Thursday, March 23, 2006

Times. Good ones. I've been having 'em.

You can probably guess from the lack of regular blog updates that I've been busy. I've been having a kick-ass time with Murielle. No surprise, since we always have a great time together, but it seems that the days are just flying by. Not a lot of lolling around I suppose. (And no, watching Veronica Mars does NOT count as sloth.)

Since she got here on Monday night, I suppose we haven't done anything particularly eventful. We have, of course, been watching lots of Veronica Mars (which she loves (yay!), so it's not like I'm forcing her). We've eaten Mexican food, so she can cross that off her list. We went to see a movie (V for Vendetta...not bad at all). We mocked/watched American Idol with Corey and his friends.

But the highlight, so far, I'd have to say, was going to the mall. I'm not a big mall girl, I suppose--too full of people, too easy to spend money you don't need to spend--and I'm of the opinion that malls are better handled in pairs or packs. I don't have a pack available to me most of the time (except when Abbey and I make an expedition), so I don't go to the mall very often.

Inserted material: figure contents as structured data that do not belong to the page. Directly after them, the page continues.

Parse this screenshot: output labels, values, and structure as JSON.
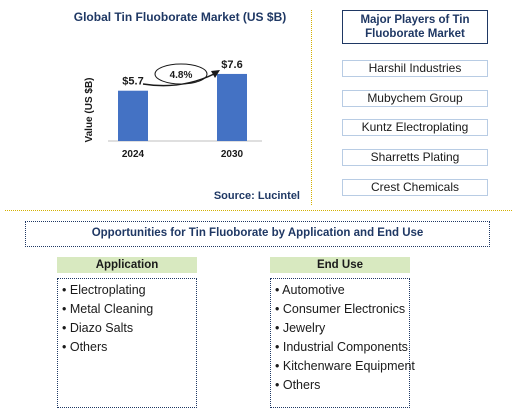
{
  "chart_data": {
    "type": "bar",
    "title": "Global Tin Fluoborate Market (US $B)",
    "ylabel": "Value (US $B)",
    "categories": [
      "2024",
      "2030"
    ],
    "values": [
      5.7,
      7.6
    ],
    "value_labels": [
      "$5.7",
      "$7.6"
    ],
    "cagr_label": "4.8%",
    "ylim": [
      0,
      8.5
    ],
    "bar_color": "#4472c4",
    "grid": false
  },
  "source": "Source: Lucintel",
  "players": {
    "title": "Major Players of Tin Fluoborate Market",
    "items": [
      "Harshil Industries",
      "Mubychem Group",
      "Kuntz Electroplating",
      "Sharretts Plating",
      "Crest Chemicals"
    ]
  },
  "opportunities": {
    "title": "Opportunities for Tin Fluoborate by Application and End Use",
    "application": {
      "header": "Application",
      "items": [
        "Electroplating",
        "Metal Cleaning",
        "Diazo Salts",
        "Others"
      ]
    },
    "end_use": {
      "header": "End Use",
      "items": [
        "Automotive",
        "Consumer Electronics",
        "Jewelry",
        "Industrial Components",
        "Kitchenware Equipment",
        "Others"
      ]
    }
  },
  "colors": {
    "title": "#1f3864",
    "accent_divider": "#d4b000",
    "header_bg": "#d8e9c0"
  }
}
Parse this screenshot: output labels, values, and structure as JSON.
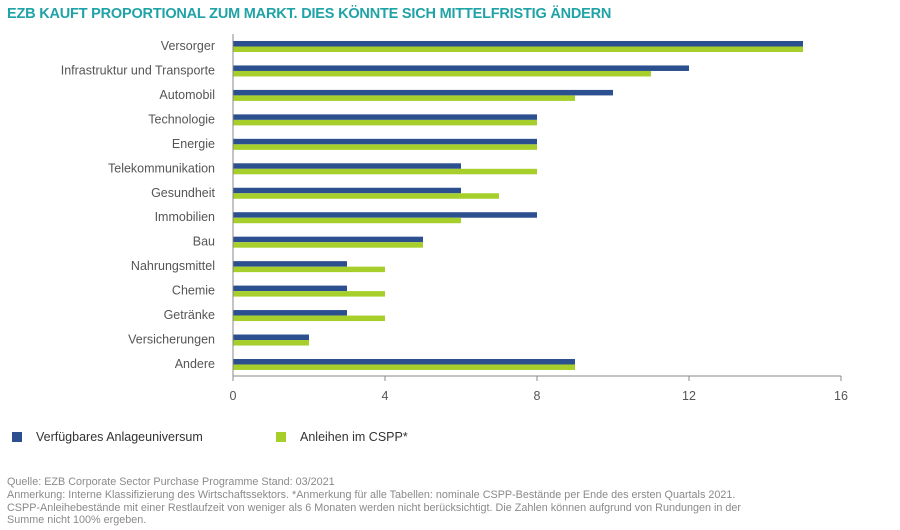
{
  "chart_data": {
    "type": "bar",
    "orientation": "horizontal",
    "title": "EZB KAUFT PROPORTIONAL ZUM MARKT. DIES KÖNNTE SICH MITTELFRISTIG ÄNDERN",
    "categories": [
      "Versorger",
      "Infrastruktur und Transporte",
      "Automobil",
      "Technologie",
      "Energie",
      "Telekommunikation",
      "Gesundheit",
      "Immobilien",
      "Bau",
      "Nahrungsmittel",
      "Chemie",
      "Getränke",
      "Versicherungen",
      "Andere"
    ],
    "series": [
      {
        "name": "Verfügbares Anlageuniversum",
        "color": "#2b4f8f",
        "values": [
          15,
          12,
          10,
          8,
          8,
          6,
          6,
          8,
          5,
          3,
          3,
          3,
          2,
          9
        ]
      },
      {
        "name": "Anleihen im CSPP*",
        "color": "#a6cf2b",
        "values": [
          15,
          11,
          9,
          8,
          8,
          8,
          7,
          6,
          5,
          4,
          4,
          4,
          2,
          9
        ]
      }
    ],
    "xlim": [
      0,
      16
    ],
    "xticks": [
      "0",
      "4",
      "8",
      "12",
      "16"
    ],
    "grid": false,
    "legend_placement": "bottom-left",
    "title_color": "#1fa3a6"
  },
  "footer": {
    "source": "Quelle: EZB Corporate Sector Purchase Programme Stand: 03/2021",
    "note1": "Anmerkung: Interne Klassifizierung des Wirtschaftssektors. *Anmerkung für alle Tabellen: nominale CSPP-Bestände per Ende des ersten Quartals 2021.",
    "note2": "CSPP-Anleihebestände mit einer Restlaufzeit von weniger als 6 Monaten werden nicht berücksichtigt. Die Zahlen können aufgrund von Rundungen in der",
    "note3": "Summe nicht 100% ergeben."
  }
}
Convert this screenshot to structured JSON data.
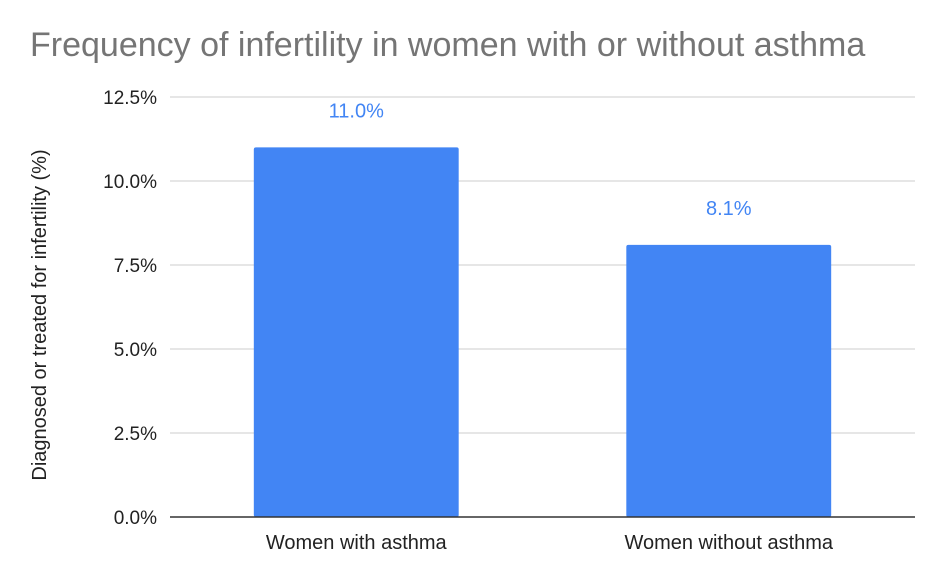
{
  "chart_data": {
    "type": "bar",
    "title": "Frequency of infertility in women with or without asthma",
    "xlabel": "",
    "ylabel": "Diagnosed or treated for infertility (%)",
    "categories": [
      "Women with asthma",
      "Women without asthma"
    ],
    "values": [
      11.0,
      8.1
    ],
    "data_labels": [
      "11.0%",
      "8.1%"
    ],
    "ylim": [
      0,
      12.5
    ],
    "yticks": [
      0,
      2.5,
      5,
      7.5,
      10,
      12.5
    ],
    "ytick_labels": [
      "0.0%",
      "2.5%",
      "5.0%",
      "7.5%",
      "10.0%",
      "12.5%"
    ],
    "grid": true,
    "legend": "none",
    "colors": {
      "bar": "#4285f4",
      "data_label": "#4285f4",
      "title": "#757575",
      "grid": "#cccccc",
      "axis": "#333333"
    }
  }
}
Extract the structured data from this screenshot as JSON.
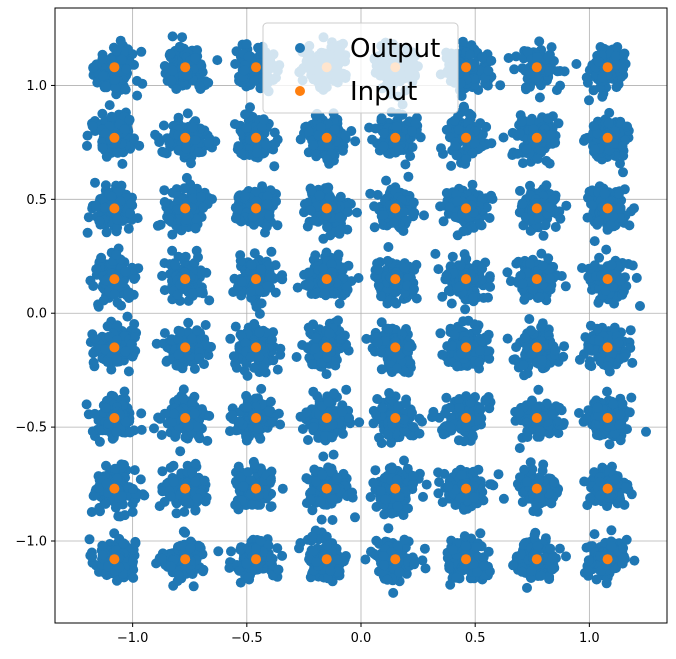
{
  "chart_data": {
    "type": "scatter",
    "title": "",
    "xlabel": "",
    "ylabel": "",
    "xlim": [
      -1.34,
      1.34
    ],
    "ylim": [
      -1.36,
      1.34
    ],
    "grid": true,
    "legend_placement": "top-center",
    "x_ticks": [
      -1.0,
      -0.5,
      0.0,
      0.5,
      1.0
    ],
    "x_tick_labels": [
      "−1.0",
      "−0.5",
      "0.0",
      "0.5",
      "1.0"
    ],
    "y_ticks": [
      -1.0,
      -0.5,
      0.0,
      0.5,
      1.0
    ],
    "y_tick_labels": [
      "−1.0",
      "−0.5",
      "0.0",
      "0.5",
      "1.0"
    ],
    "constellation_levels": [
      -1.08,
      -0.77,
      -0.46,
      -0.15,
      0.15,
      0.46,
      0.77,
      1.08
    ],
    "output_cluster_spread": 0.045,
    "output_points_per_symbol": 120,
    "series": [
      {
        "name": "Output",
        "color": "#1f77b4"
      },
      {
        "name": "Input",
        "color": "#ff7f0e"
      }
    ]
  }
}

Now, despite my slight less-than-fondness for malls, I've already stated that I had a kick-ass time with Murry. Why is that? Ten words: trying on fancy dresses we have no intention of buying. Ohhhhh, such good times.

We went to the posh dress area of Macy's and completely regressed to high school and loved every minute of it. Each of us picked out dresses for the other one - half nice, half hideous. While we had a good time with the pretty dresses, we had an even better time with the ugly ones. Check out these abominations:

Now, if I were one of the girls from Go Fug Yourself, I could probably do this justice. Instead, I'll just say that Murielle looks like she's going to eat your soul, and enjoy it, while wearing a thrift-store wedding dress that was last owned by a six-foot-tall Russian mail-order bride (well, her husband-to-be, who bought the dress, also bought her story that she was six feet tall and foxy--in reality she's about 5'4 and sporting a 'stache). Meanwhile, I look like a call girl who went from one appointment (dominatrix duty for Dr. Spank-me-a-lot at 4:30) to another (high school reunion, class of '86--trying to prove my pea-soup-green prom dress still fits) and forgot to take off the shoes in-between appointments while grabbing dinner from Arby's, where I was served a less than 'Market Fresh' sandwich.

Nah, they do it a lot better. :) But they don't have pictures of themselves in some sweet millinery, now do they? No, they do not.